China Fiscal Stimulus: Details to Follow

byMike Gallagher

Director of Research , Macroeconomics and Strategy
35

Further details of the size of extra central government spending/scaled up local authority purchases of unsold complete homes for affordable housing should be seen late October/early November from the National People Congress.  We estimate Yuan1.5-2.0trn in total of extra spending, which leads us to increase the 2025 GDP forecast to 4.5% from 4.0% -- fiscal impact on 2024 will likely be very small.  The more active government policy stance, also reduces the risk of a harder landing (circa 3%) to 10-15% from 20-25% in 2025.  

Figure 1: Developers Excess Inventory (Mlns Sqm)  

Source: IMF Select Issues Feb 2024 

Saturday’s MOF press conference did not provide specific details, but these will likely follow by later October/early November when the National People Congress meets.  Key points to note are

•    More help for buying excess homes.  The first key commitment was more money for local authorities to buy completed homes for affordable housing.  So far Yuan300bln has been allocated and we would pencil in a further Yuan750-1000bln, which will mainly impact in 2025.  This step up is helpful, but unlikely to be a game changer.  The authorities do not want to restimulate housing too much and also feel constrained in their fiscal space.  IMF estimates of 1bln sqm of excess inventory (Figure 1) would mean a more substantive program would be require (Yuan 3-4trn) to remove excess inventory from the market.  Additionally, housing demand is slowing down noticeably, due to population aging and less young households buying houses.  The IMF have a slow recovery in housing starts projected for coming years (Figure 2).  However, we feel it will likely be worse and more like an L shape, as house prices continue to fall and partially completed construction gets finished.  We see residential construction still subtracting 1% per annum from GDP in 2025-26.  We had previously penciled in 1 ½% adverse impact for 2025, so it is less negative.

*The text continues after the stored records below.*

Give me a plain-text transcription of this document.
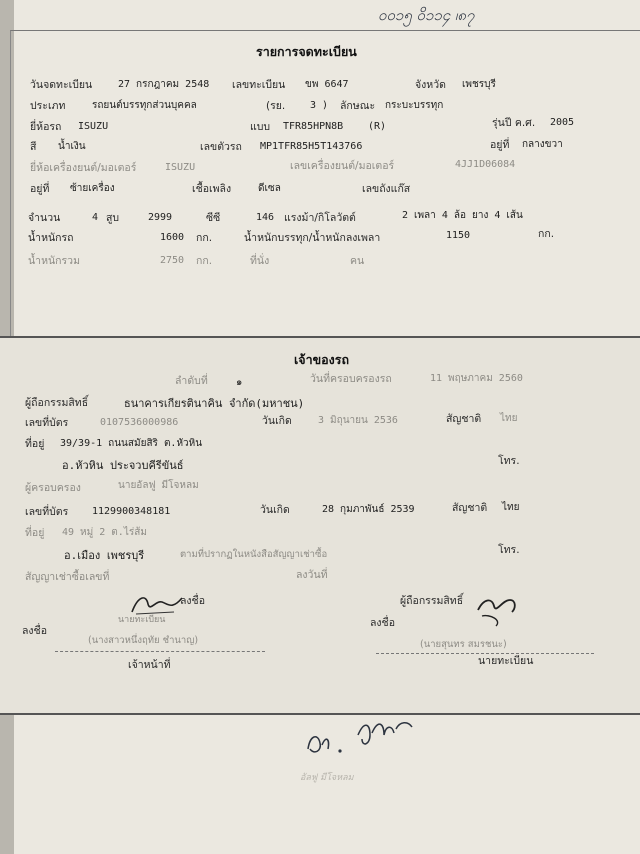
၀၀၁၅ ဝိ၁၁၄ ၊၈၇
รายการจดทะเบียน
วันจดทะเบียน	27 กรกฎาคม 2548 เลขทะเบียน ขพ 6647	จังหวัด เพชรบุรี
ประเภท	รถยนต์บรรทุกส่วนบุคคล	(รย. 3 ) ลักษณะ กระบะบรรทุก
ยี่ห้อรถ ISUZU	แบบ TFR85HPN8B (R)	รุ่นปี ค.ศ. 2005
สี น้ำเงิน	เลขตัวรถ MP1TFR85H5T143766	อยู่ที่ กลางขวา
ยี่ห้อเครื่องยนต์/มอเตอร์	ISUZU	เลขเครื่องยนต์/มอเตอร์	4JJ1D06084
อยู่ที่ ซ้ายเครื่อง	เชื้อเพลิง	ดีเซล	เลขถังแก๊ส
จำนวน	4 สูบ	2999	ซีซี	146 แรงม้า/กิโลวัตต์	2 เพลา 4 ล้อ ยาง 4 เส้น
น้ำหนักรถ	1600 กก.	น้ำหนักบรรทุก/น้ำหนักลงเพลา	1150	กก.
น้ำหนักรวม	2750 กก.	ที่นั่ง	คน
เจ้าของรถ
ลำดับที่	๑	วันที่ครอบครองรถ	11 พฤษภาคม 2560
ผู้ถือกรรมสิทธิ์	ธนาคารเกียรตินาคิน จำกัด(มหาชน)
เลขที่บัตร	0107536000986	วันเกิด	3 มิถุนายน 2536	สัญชาติ ไทย
ที่อยู่ 39/39-1 ถนนสมัยสิริ ต.หัวหิน
อ.หัวหิน ประจวบคีรีขันธ์	โทร.
ผู้ครอบครอง	นายอัลฟู มีโจหลม
เลขที่บัตร 1129900348181	วันเกิด	28 กุมภาพันธ์ 2539	สัญชาติ ไทย
ที่อยู่ 49 หมู่ 2 ต.ไร่ส้ม
อ.เมือง เพชรบุรี	ตามที่ปรากฏในหนังสือสัญญาเช่าซื้อ	โทร.
สัญญาเช่าซื้อเลขที่	ลงวันที่
ลงชื่อ	ผู้ถือกรรมสิทธิ์
ลงชื่อ
นายทะเบียน
(นางสาวหนึ่งฤทัย ชำนาญ)
เจ้าหน้าที่
ลงชื่อ
(นายสุนทร สมรชนะ)
นายทะเบียน
อัลฟู มีโจหลม
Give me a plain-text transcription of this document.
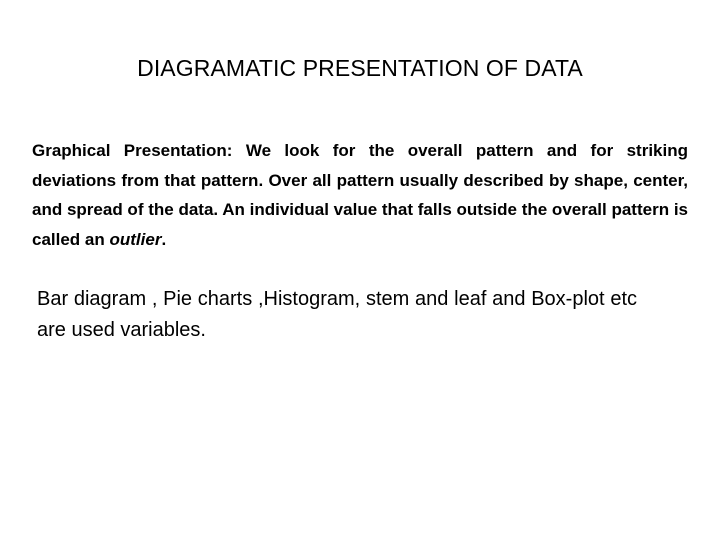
DIAGRAMATIC PRESENTATION OF DATA
Graphical Presentation: We look for the overall pattern and for striking deviations from that pattern. Over all pattern usually described by shape, center, and spread of the data. An individual value that falls outside the overall pattern is called an outlier.
Bar diagram , Pie charts ,Histogram, stem and leaf and Box-plot etc are used variables.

Figure 2: Real Estate Starts: Actual and Projected  

Source: IMF Select Issues Feb 2024 

•    Central government spending.  Saturday press conference also promised more central government spending and issuance of sovereign bonds.  We would pencil in Yuan750-1000bln of extra spending for infrastructure and also high tech manufacturing.  What will be lacking is spending to help households.  While some support to reduce youth unemployment is occurring, China is reluctant to increase welfare safety net in cyclical terms (e.g. spending vouchers) or structural (health/unemployment/pension).  This central government spending, combined with some extra support means we increase the 2025 GDP forecast to 4.5%, but the lack of consumption measures means that it is unlikely to hit 5%.  China consumers are hurt by housing wealth, but also slow employment and wage growth.•    LGFV debt swap.  The final signal came for LFGV debt, where the MOF promised the largest debt swap for years – unclear whether this will be local government or also central government debt for LGFV debt.  The 2023 swap was Yuan1trn, while the 2015 was Yuan12trn.  A figure between these is feasible.  It will be largely neutral for GDP, as it is not extra spending but rather a shuffling of LGFV from corporate debt to government debt (here).